Or perhaps, you could have sworn the price actually hit the Take profit target yet the trade finally closed at a loss.

Maybe you fix a pending buying order at a specific price level and the and by the twist of luck, the market actually hits your specified price level yet the trade never gets activated.

Now you must be wondering, “What is going on here?” Probably, you have even started blaming the market for your losses or taking out all your frustration and anxiety on your broker.

If this is a frequently occurring problem for you, then you probably have come up with some conspiracy theories about how the market or your broker is out to get you or they are making it extremely hard for you to profit in Forex trading.

I hate to burst your bubble, but here is the truth. The market or the broker is not out to get you. The only person to blame here is, You!

Apart from the market prices, you also need to incorporate the spread rates into your calculation while placing a trade. A good Forex trader knows to calculate the spread rates to make sure that the inconsistencies in trade prices do not occur or you are kicked out of the trade before the prices could trigger your stop loss.
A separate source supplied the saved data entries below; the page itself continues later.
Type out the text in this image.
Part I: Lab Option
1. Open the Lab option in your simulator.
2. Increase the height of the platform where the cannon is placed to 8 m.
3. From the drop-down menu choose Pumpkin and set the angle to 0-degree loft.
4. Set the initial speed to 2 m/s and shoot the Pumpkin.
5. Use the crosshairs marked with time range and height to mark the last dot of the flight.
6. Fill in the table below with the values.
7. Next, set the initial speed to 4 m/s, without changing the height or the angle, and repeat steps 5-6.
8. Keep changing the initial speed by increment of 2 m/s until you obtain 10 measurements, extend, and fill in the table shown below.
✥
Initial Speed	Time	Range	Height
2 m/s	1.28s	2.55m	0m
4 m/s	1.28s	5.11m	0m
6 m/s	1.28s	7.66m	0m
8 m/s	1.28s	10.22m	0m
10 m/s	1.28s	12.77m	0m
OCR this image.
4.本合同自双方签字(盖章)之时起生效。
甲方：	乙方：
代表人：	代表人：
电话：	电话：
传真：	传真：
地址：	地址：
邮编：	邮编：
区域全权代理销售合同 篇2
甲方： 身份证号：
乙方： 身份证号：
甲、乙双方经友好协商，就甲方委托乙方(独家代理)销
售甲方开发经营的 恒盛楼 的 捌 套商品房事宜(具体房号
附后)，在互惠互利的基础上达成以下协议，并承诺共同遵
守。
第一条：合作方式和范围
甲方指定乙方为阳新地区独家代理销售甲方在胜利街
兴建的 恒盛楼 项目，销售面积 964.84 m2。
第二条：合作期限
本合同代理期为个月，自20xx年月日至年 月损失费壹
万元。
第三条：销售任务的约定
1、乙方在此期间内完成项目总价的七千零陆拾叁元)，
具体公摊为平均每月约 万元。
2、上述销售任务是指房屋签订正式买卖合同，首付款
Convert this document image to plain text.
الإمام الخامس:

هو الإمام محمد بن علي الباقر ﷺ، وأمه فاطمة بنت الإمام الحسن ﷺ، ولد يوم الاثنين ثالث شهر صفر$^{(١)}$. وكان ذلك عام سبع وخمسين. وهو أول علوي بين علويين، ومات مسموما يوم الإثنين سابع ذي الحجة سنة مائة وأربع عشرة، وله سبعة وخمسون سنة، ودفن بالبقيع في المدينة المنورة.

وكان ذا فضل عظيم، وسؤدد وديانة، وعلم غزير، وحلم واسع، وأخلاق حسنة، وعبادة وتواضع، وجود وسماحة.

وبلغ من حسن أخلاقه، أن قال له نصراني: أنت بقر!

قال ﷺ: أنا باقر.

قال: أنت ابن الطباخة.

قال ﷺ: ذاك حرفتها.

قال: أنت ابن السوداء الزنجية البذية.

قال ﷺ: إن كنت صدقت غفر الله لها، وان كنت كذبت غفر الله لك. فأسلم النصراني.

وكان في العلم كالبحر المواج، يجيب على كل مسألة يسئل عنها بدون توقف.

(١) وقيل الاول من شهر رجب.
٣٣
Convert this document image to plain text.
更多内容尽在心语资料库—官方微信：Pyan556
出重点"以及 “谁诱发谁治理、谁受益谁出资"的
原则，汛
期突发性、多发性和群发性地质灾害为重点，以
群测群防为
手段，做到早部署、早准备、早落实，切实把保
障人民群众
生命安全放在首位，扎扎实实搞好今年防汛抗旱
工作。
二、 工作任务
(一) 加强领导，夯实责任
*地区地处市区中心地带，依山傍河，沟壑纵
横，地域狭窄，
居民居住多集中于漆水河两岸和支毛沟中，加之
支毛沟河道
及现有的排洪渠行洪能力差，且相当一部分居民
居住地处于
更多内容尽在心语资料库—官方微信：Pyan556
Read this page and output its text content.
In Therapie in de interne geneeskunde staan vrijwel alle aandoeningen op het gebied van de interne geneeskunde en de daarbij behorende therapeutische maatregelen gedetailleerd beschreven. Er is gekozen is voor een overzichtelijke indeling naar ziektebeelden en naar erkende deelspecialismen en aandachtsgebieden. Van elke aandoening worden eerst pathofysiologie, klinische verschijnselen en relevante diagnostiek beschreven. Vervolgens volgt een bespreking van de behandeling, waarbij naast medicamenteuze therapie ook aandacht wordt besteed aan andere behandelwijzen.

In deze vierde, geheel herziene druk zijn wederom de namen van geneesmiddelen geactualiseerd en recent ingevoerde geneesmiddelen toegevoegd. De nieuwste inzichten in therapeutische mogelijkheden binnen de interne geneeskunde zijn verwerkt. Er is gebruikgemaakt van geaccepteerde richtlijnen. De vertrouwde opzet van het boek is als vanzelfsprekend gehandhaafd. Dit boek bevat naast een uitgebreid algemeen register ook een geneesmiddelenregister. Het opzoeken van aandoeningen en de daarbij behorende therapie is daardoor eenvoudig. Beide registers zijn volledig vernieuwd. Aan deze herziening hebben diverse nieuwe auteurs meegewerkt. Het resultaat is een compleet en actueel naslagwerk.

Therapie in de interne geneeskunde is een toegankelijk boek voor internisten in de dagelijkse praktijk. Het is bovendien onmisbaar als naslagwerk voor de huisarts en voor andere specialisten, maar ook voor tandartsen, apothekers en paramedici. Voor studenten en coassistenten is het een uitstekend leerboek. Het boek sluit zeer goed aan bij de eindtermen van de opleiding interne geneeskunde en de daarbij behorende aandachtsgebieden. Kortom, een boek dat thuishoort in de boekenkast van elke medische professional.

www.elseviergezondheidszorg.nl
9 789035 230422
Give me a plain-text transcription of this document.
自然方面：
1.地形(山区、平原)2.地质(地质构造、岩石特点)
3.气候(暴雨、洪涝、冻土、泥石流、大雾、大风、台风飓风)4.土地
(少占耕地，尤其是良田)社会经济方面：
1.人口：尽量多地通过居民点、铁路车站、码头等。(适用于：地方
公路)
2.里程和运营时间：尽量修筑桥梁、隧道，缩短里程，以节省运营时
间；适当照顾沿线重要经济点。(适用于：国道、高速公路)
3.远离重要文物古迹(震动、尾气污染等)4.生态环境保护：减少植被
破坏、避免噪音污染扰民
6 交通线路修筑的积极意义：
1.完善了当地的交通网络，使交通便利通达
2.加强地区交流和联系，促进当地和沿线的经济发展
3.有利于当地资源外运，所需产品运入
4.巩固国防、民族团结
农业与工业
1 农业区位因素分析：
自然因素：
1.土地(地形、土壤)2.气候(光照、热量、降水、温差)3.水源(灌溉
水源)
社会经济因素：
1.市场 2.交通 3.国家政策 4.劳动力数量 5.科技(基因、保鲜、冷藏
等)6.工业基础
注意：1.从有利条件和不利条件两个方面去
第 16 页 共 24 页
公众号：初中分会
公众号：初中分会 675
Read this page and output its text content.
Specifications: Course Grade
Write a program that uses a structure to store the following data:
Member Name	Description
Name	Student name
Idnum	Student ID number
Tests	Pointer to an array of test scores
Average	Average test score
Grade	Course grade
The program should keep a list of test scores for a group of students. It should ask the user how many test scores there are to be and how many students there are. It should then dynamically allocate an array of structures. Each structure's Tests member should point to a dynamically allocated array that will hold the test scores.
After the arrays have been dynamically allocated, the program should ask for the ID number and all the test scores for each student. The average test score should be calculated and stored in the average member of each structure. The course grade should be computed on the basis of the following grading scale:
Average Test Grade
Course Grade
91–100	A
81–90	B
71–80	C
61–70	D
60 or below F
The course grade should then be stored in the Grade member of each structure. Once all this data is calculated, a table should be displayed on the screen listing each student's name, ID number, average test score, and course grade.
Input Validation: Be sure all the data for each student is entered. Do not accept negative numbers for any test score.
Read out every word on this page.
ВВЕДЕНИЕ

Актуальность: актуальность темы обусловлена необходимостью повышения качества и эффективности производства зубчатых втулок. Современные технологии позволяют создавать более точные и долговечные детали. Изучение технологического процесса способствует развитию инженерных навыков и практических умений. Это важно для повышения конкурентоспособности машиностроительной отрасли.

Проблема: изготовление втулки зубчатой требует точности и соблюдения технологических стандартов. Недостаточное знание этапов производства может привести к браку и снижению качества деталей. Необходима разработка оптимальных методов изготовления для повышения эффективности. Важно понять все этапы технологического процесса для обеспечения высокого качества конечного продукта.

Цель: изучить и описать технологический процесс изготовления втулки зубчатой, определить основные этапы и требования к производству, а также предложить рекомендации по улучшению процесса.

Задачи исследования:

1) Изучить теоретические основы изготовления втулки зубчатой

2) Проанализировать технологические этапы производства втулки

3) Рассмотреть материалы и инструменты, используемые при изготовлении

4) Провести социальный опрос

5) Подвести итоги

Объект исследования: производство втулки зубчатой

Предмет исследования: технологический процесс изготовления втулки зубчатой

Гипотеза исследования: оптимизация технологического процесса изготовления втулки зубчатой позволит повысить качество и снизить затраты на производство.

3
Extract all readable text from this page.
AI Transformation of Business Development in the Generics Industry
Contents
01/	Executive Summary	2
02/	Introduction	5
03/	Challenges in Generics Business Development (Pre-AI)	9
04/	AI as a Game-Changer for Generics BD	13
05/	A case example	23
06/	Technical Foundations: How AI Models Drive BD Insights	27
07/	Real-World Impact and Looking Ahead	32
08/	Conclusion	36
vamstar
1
In the present article, you will learn more about spreads – which is the difference between the BID and the ASK prices. I will also tell you how you can calculate the market spreads into your trades to make sure the recurring problems with your trades do not occur.

What are BID and ASK Prices?

As a Forex trader, you need to be well aware of the meanings of the terms “Bid” and “Ask” prices and how they differ from each other. Failing to grasp the meaning of these two can result in costly mistakes while trading in the market.

When you look at your trading screen, you will always see these two prices – BID and ASK prices and every time you open a new position in the market, these prices will have a part to play. Hence, it is vital that you’re completely aware of the effects of these two prices on your trades.

The BID Price

You must already know of the BID price. It is the price which you can see when you open your trading charts. Suppose, if the chart says that the EURUSD is at 1.3000 on your chart, then the BID price of that currency pair is 1.3000.

Every time you open a selling position, it is this BID price that you deal with. It is the price that your broker is agreeing to buy that currency from you. You are essentially selling the currency at that BID price to your broker.

The ASK Price

The ASK price is the one which causes the inconsistencies in the chart prices when you place a trade order. It is slightly more difficult to comprehend than the BID price.

The ASK price is usually not displayed on the trading charts. It is revealed only when you open the trade order window to place a new trade.

Your broker is agreeing to sell the currency to you at the ASK price which is a different price from what is displayed on the charts. Every time you open a long position, that is, give a buying order, you are dealing with the ASK price. It is more costly than the BID price which is displayed on your charts.

Your Forex broker is basically ‘asking’ the ASK price to buy the currency from you. Now, go back to the previous example. Remember, how the BID price of EURUSD was 1.3000? In this case, the ASK price would be something a little more than that, like 1.3003. The spread in Forex can be calculated by the difference between the BID and ASK price.